She nodded and studied Susanna from head to toe. "You deserve a better name than One Ear."

"One Ear?"

'Groote Catrijn said she heard from the soldiers you are a runaway and a thief and that's how you lost your ear."

" Do you believe everything Catrijn tells you?"

"She knows everyone, and she hears stuff from the soldiers. They tell her things."

Susanna touched the side of her face and ran her hands over her unevenly shaved head. "That is not my name, and I am not a thief." Her face was a mask of disgust. 'They are the thieves. They stole my freedom... my youth, everything. I will not allow them to steal my name.'

The slave's rebellion unsettled Maria. 'You must not talk like that. We have rules and they will flog you in public if you call our masters thieves.'

Susanna's facial features transformed into pain and anger. She was a tigress stuck in the merciless teeth of a trap, tugging, and pulling without any chance of freeing itself. Her resistance ended as abruptly as it started. 'Yes. Their rules to keep us in our place... Barefooted. Aproned. Forever bowing to them and forcing our eyes on our filthy feet.'

'Please, do not say such things. You will get me into trouble, and I do not want any trouble. I live in hope, every day. Hope keeps me strong...'

Susanna, ignoring the anguish in Maria's trembling body, continued. 'What is your favourite memory? Before they stole you from your home?'

'I am not allowed to keep things from my masters.'

Susanna shook her head. 'You cannot get into trouble if you keep your memories for yourself.' She put her hands to her head. 'What is up here,' she said barely touching Maria's temple with her finger. 'Belongs to us. That is ours. Till we die. Your masters cannot own that. They can take your freedom, your life, everything... But your memories belong to you.'

'Master Riebeeck is good to us, his wife too, and if I behave and keep the rules, I will get my freedom. He will find me a husband and baptise me. Like Catharine I will eat at his table with the other wives of the Colony.'

Susanna turned the piece of red cloth around and around between her fingers. 'Is it against their rules to tell me where you were born in Bengal?'

'The coast. In Coromandel.'

'Then I will call you Coast.'

'Why not Maria?'

'That is not your name. It is the name of your madam, is it not?'

'Call me Maria like everyone else.'

'I am not everyone else.'

'Coast is not my name.'

'I can live with that name on my lips.'

The young woman stepped up and stood close to her.

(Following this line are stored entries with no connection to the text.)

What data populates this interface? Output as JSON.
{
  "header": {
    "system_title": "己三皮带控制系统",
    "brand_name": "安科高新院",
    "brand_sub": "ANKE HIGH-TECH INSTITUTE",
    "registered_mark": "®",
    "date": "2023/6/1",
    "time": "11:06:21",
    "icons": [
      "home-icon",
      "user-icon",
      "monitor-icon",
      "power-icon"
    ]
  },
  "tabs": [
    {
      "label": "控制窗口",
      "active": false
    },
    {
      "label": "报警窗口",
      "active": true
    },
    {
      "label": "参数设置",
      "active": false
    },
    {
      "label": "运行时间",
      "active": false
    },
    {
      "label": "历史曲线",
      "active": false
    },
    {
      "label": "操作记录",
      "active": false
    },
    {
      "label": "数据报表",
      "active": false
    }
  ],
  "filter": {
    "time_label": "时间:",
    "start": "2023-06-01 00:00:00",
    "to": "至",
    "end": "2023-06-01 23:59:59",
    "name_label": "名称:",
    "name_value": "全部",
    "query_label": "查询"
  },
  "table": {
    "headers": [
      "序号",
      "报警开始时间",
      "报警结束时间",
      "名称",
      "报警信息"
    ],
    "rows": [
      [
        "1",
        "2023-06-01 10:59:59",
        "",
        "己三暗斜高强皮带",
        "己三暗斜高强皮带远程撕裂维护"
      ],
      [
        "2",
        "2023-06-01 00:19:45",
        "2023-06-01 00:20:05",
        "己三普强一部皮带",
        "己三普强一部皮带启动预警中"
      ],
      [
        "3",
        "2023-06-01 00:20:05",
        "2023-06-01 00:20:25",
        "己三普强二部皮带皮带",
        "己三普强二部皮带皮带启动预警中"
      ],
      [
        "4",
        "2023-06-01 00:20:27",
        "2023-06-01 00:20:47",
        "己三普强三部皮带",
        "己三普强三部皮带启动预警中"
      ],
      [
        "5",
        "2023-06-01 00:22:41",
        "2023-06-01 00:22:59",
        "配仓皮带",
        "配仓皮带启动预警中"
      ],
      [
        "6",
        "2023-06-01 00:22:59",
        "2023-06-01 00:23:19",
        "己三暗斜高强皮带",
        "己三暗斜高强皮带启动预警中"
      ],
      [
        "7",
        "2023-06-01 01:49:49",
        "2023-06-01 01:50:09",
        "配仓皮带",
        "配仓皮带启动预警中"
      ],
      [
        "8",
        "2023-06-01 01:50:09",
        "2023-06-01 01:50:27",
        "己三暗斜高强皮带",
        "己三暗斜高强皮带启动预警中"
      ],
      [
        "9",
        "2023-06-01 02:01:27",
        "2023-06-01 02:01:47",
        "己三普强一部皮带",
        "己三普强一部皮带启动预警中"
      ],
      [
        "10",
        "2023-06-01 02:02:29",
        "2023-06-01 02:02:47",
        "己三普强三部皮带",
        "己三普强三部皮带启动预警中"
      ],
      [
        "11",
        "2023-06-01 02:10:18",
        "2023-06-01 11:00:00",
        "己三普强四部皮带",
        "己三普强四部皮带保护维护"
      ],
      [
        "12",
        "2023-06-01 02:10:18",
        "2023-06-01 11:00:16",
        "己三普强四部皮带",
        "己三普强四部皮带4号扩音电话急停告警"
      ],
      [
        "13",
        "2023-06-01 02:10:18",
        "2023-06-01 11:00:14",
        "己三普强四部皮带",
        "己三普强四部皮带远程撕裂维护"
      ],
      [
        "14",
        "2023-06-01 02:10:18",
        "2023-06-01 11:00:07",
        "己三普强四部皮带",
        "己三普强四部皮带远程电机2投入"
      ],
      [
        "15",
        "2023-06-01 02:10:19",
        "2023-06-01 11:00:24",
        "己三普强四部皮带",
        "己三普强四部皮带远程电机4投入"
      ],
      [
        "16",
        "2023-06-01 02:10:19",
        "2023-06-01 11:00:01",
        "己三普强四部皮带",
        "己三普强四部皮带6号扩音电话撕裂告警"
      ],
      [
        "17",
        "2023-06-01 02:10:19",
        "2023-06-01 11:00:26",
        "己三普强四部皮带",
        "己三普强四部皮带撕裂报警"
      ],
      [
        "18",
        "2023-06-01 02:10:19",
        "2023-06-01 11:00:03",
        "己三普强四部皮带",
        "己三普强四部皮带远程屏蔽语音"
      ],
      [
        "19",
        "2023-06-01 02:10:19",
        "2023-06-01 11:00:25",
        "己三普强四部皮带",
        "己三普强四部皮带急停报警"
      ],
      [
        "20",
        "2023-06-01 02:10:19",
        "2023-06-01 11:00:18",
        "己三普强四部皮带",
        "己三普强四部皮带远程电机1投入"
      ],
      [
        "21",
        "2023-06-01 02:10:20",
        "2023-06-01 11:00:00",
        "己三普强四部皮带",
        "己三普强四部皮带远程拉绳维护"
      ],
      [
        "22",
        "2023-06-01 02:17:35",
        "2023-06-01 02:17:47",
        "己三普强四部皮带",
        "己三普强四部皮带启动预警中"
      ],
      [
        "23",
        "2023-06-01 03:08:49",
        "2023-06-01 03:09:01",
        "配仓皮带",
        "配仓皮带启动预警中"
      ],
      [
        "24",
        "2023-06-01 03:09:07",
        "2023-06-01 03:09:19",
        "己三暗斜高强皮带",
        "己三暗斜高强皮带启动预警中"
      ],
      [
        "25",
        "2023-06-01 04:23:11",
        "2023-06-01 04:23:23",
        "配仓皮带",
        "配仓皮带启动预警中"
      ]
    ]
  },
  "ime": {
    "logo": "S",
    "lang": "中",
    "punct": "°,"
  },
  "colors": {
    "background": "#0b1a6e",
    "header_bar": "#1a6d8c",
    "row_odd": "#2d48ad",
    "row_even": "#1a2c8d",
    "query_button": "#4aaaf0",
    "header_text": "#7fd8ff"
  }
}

Defiance had taken the place of the staid countenance. 'Denial will get you nowhere. My old life in Bengal is gone. This is who I am... a slave named after my madam.'

'That is not who you are.'

Susanna was surprised at the sudden turn in Maria's demeanour, and even more surprised at the wry smile that began to form at the corners of her mouth. 'For a long time after I stood up there on that auction table in Batavia, half naked, chained, prodded, and ridiculed...I cried. I opened my eyes, every morning, hoping it was a dream. For years I relived the day I was taken from my home by those slavers. Over and over. Blaming myself for being where I was, for not running faster, for stopping to taking the stuff they offered us.' She swatted away the teardrop that had managed to escape. 'And for months I vomited whenever I thought I smelled that ship and the breath of the sailors on me.' Their eyes locked. 'Memories fade, Susanna. Then, one day, you open your eyes in the biting frost of yet another winter, and you cannot remember anything. Not the faces around the auction table. Not the voyage. Not the smell...not even your dear mother's face or the sound of her voice.'

Maria turned her back on Susanna, ready to exit.

'You didn't forget.'

Maria scoffed. 'I chose to. This place is home. To me. Here I am Maria van de Cust. That is how I will die.'

Susanna shrugged her shoulders and held out the cloth to Maria. 'Will you wash this for me?'

'If Catrijn allows it.'

'What does this Catrijn have to do with you washing this?'

'She is the washerwoman.'

'Forget it.'

'I can ask-'

'You want to go through that again?' Susanna snickered. 'Asking favours for a fellow Bengal slave could spoil your chances for freedom. Not to mention that seat around the master's table with that husband you are hoping for.' Susanna folded the dirty rag into a small square. 'This,' she said and squeezed the rag in the palm of her hand. 'Is not worth risking that hope.'

Maria ironed her apron with her hands. A lingering glint had settled in her eyes and a feint smile smoothed the hard lines on her face as she pondered on her response. 'Things will work out for me. As it did for Catharine who got married to mancke Jan and now lives on the island. As it did for Groote Catrijn who arrived as a convict and now works for the Commander. Inside the Fort. As it did for Angela.'

'Not all of us are destined to munch on the crumbs of our masters.'

'Maybe not but take a good look at me, One Ear.' Their faces were close, almost touching. 'This slave standing in front of you is protected. Warm. Fed. Clean. My hope is worth holding onto. Can you say the same?'

'Hope is an unreliable walking stick. It abandoned me a long time ago. We must take back our lives. And sometimes, Coast, it starts with the sound of your name.'

'Those words can get you flogged. Or worse-'

There were voices outside. The door flung wide open, and a huge, dark-skinned woman entered. A scarf, draped around her head, was tied into a bow in the middle of her forehead. She wore a long dress that hid her feet, and over it a sleeveless white apron with two square pockets in front. It was wet.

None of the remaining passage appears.